I was one of them. I don’t know why, but I didn’t feel the same way about his death that I felt about my writer friend. I appreciated that she took the trouble to tell me what she was thinking and say goodbye. I didn’t have to wonder why. I don’t blame Paul for what he did, it was just more difficult for me to understand. That, I suppose, is selfish. He owed me nothing, he was in a lot of pain.
“They tell us that suicide is the greatest piece of cowardice,” wrote Arthur Schopenhauer, the great German philosopher, “that suicide is wrong; when it is quite obvious that there is nothing in the world to which every man has a more unassailable title than to his own life and person”
I don’t think much about growing older, the truth is I don’t feel very old. The gym is a place where I do think of being old, and where I do feel old. I love my gym, Red and I are often alone there. Sometimes, I feel some melancholy there, I get reflective. I am almost always the oldest person there, and the kids on the machines next to me make me feel like Methusaleh, who lived to be nearly 1,000. I always seem to be standing still on my treadmill, the world seems to be running past me on all sides. I don’t even go near the weights.

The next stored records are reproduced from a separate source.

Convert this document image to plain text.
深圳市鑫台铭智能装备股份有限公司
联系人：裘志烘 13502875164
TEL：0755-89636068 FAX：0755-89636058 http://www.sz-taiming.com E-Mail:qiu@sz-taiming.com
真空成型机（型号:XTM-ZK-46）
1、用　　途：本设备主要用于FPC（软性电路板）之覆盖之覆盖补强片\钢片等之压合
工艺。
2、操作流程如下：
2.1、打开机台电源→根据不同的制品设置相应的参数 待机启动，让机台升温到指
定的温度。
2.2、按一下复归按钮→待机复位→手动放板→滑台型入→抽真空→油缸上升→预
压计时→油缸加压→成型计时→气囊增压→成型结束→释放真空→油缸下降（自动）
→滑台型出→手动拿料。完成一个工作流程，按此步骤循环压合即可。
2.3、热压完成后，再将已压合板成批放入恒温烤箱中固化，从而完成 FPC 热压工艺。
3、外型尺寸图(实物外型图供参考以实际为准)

The gym is good for me, but not for my big ego. I am never more aware of where I am than when I am on those machines, seeing everywhere what it means to be young.
And when my sneakers come untied, as they often do, some very sweet young man or woman always comes over to tie them for me, they do not want me tripping and falling. Why don’t their sneakers ever come untied, I wonder?
In the gym today, I thought of my friend Carolyn and I thought of my friend Paul. I honor them.
I will also decide how to leave the world, I won’t leave it to the doctors or bureaucrats or politicians. Or even to Maria. It is, after all, my life.
I had nothing to say about how and where I was brought into the world, but I have everything to say about how I leave it.
And I would support you, said Maria, after reading this piece. “As long as you’re not being a jerk about it.”